By the session’s close:

  • Banknifty was down over 1000 points from its opening levels.
  • Nifty dropped 428 points.

On days like these, it’s crucial to reflect on what went right (following the plan, marking key zones, managing risk) and what could have been better (sticking to the 5-minute time frame when planned, holding winning trades longer, avoiding late entries).

PnL of 6th Jan Trades

Key Takeaways and Lessons Learned

  • Trust Your Preferred Timeframe: If your strategy revolves around the 5-minute chart, don’t abruptly shift to the 15-minute chart on a whim. Consistency in your approach can yield more reliable entries and exits.
  • Mark Critical Zones Early: Knowing where your support/resistance, trendlines, and round numbers lie helps in planning trades and potential targets ahead of time.
  • Position Sizing Matters: When the market shows uncertainty (like forming dojis instead of strong bullish/bearish candles), reducing your position can protect you from bigger losses.
  • Don’t Fear Missing Out: Sometimes you’ll see how huge the move was in retrospect. It’s better to secure a modest profit than to risk being on the wrong side of a fast-moving market.
  • Mind the Round Numbers: Levels like 50,000 in Banknifty or 26,000 in Nifty often act as psychological barriers where buyers or sellers might step in.
  • Adapt but Don’t Overreach: If the price action is telling you the market is going against your position, it’s often wise to exit. But be mindful not to abandon profitable trades too soon if your analysis still holds.

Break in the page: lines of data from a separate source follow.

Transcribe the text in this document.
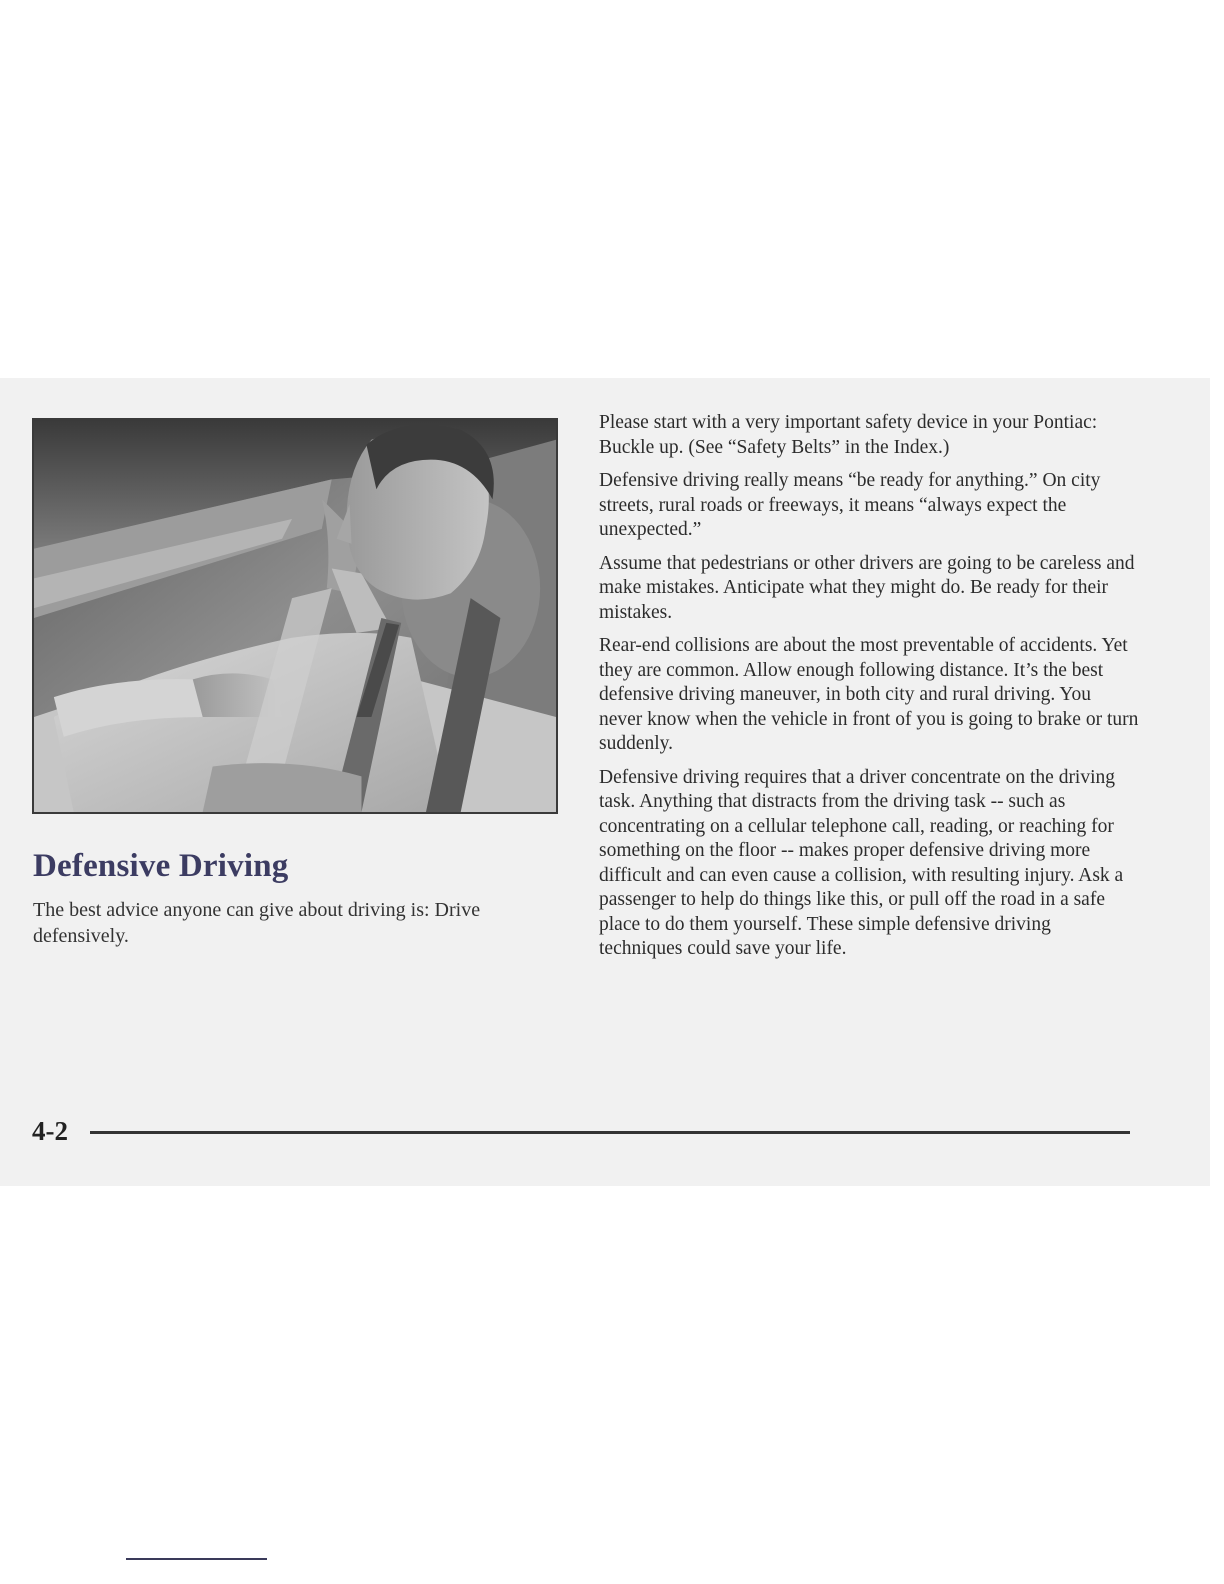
Defensive Driving

The best advice anyone can give about driving is: Drive defensively.

Please start with a very important safety device in your Pontiac: Buckle up. (See “Safety Belts” in the Index.)

Defensive driving really means “be ready for anything.” On city streets, rural roads or freeways, it means “always expect the unexpected.”

Assume that pedestrians or other drivers are going to be careless and make mistakes. Anticipate what they might do. Be ready for their mistakes.

Rear-end collisions are about the most preventable of accidents. Yet they are common. Allow enough following distance. It’s the best defensive driving maneuver, in both city and rural driving. You never know when the vehicle in front of you is going to brake or turn suddenly.

Defensive driving requires that a driver concentrate on the driving task. Anything that distracts from the driving task -- such as concentrating on a cellular telephone call, reading, or reaching for something on the floor -- makes proper defensive driving more difficult and can even cause a collision, with resulting injury. Ask a passenger to help do things like this, or pull off the road in a safe place to do them yourself. These simple defensive driving techniques could save your life.

4-2
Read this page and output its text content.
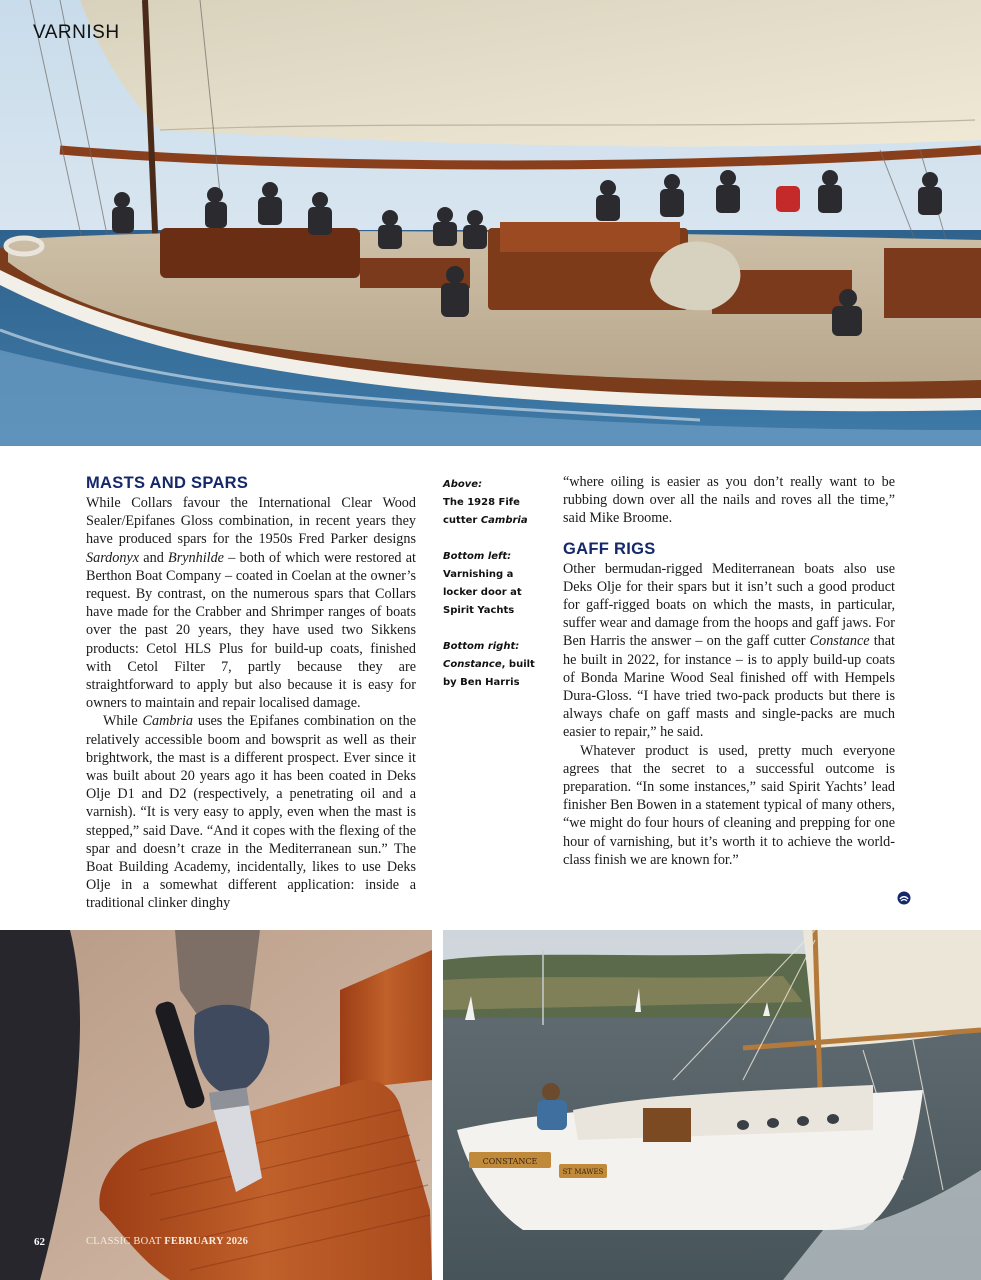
VARNISH
MASTS AND SPARS

While Collars favour the International Clear Wood Sealer/Epifanes Gloss combination, in recent years they have produced spars for the 1950s Fred Parker designs Sardonyx and Brynhilde – both of which were restored at Berthon Boat Company – coated in Coelan at the owner’s request. By contrast, on the numerous spars that Collars have made for the Crabber and Shrimper ranges of boats over the past 20 years, they have used two Sikkens products: Cetol HLS Plus for build-up coats, finished with Cetol Filter 7, partly because they are straightforward to apply but also because it is easy for owners to maintain and repair localised damage.

While Cambria uses the Epifanes combination on the relatively accessible boom and bowsprit as well as their brightwork, the mast is a different prospect. Ever since it was built about 20 years ago it has been coated in Deks Olje D1 and D2 (respectively, a penetrating oil and a varnish). “It is very easy to apply, even when the mast is stepped,” said Dave. “And it copes with the flexing of the spar and doesn’t craze in the Mediterranean sun.” The Boat Building Academy, incidentally, likes to use Deks Olje in a somewhat different application: inside a traditional clinker dinghy

Above:
The 1928 Fife cutter Cambria
Bottom left:
Varnishing a locker door at Spirit Yachts
Bottom right:
Constance, built by Ben Harris

“where oiling is easier as you don’t really want to be rubbing down over all the nails and roves all the time,” said Mike Broome.

GAFF RIGS

Other bermudan-rigged Mediterranean boats also use Deks Olje for their spars but it isn’t such a good product for gaff-rigged boats on which the masts, in particular, suffer wear and damage from the hoops and gaff jaws. For Ben Harris the answer – on the gaff cutter Constance that he built in 2022, for instance – is to apply build-up coats of Bonda Marine Wood Seal finished off with Hempels Dura-Gloss. “I have tried two-pack products but there is always chafe on gaff masts and single-packs are much easier to repair,” he said.

Whatever product is used, pretty much everyone agrees that the secret to a successful outcome is preparation. “In some instances,” said Spirit Yachts’ lead finisher Ben Bowen in a statement typical of many others, “we might do four hours of cleaning and prepping for one hour of varnishing, but it’s worth it to achieve the world-class finish we are known for.”

62	CLASSIC BOAT FEBRUARY 2026
CONSTANCE
ST MAWES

In the end, today’s trading session taught me that success in the markets lies in planning, patience, and disciplined execution. Yes, I left some profits on the table. Yes, I wish I had held on longer. But each trade brought with it essential lessons that will shape my strategies moving forward. Ultimately, the ability to adapt, identify key levels, and manage risk will carry me further along the journey of becoming a consistently profitable trader.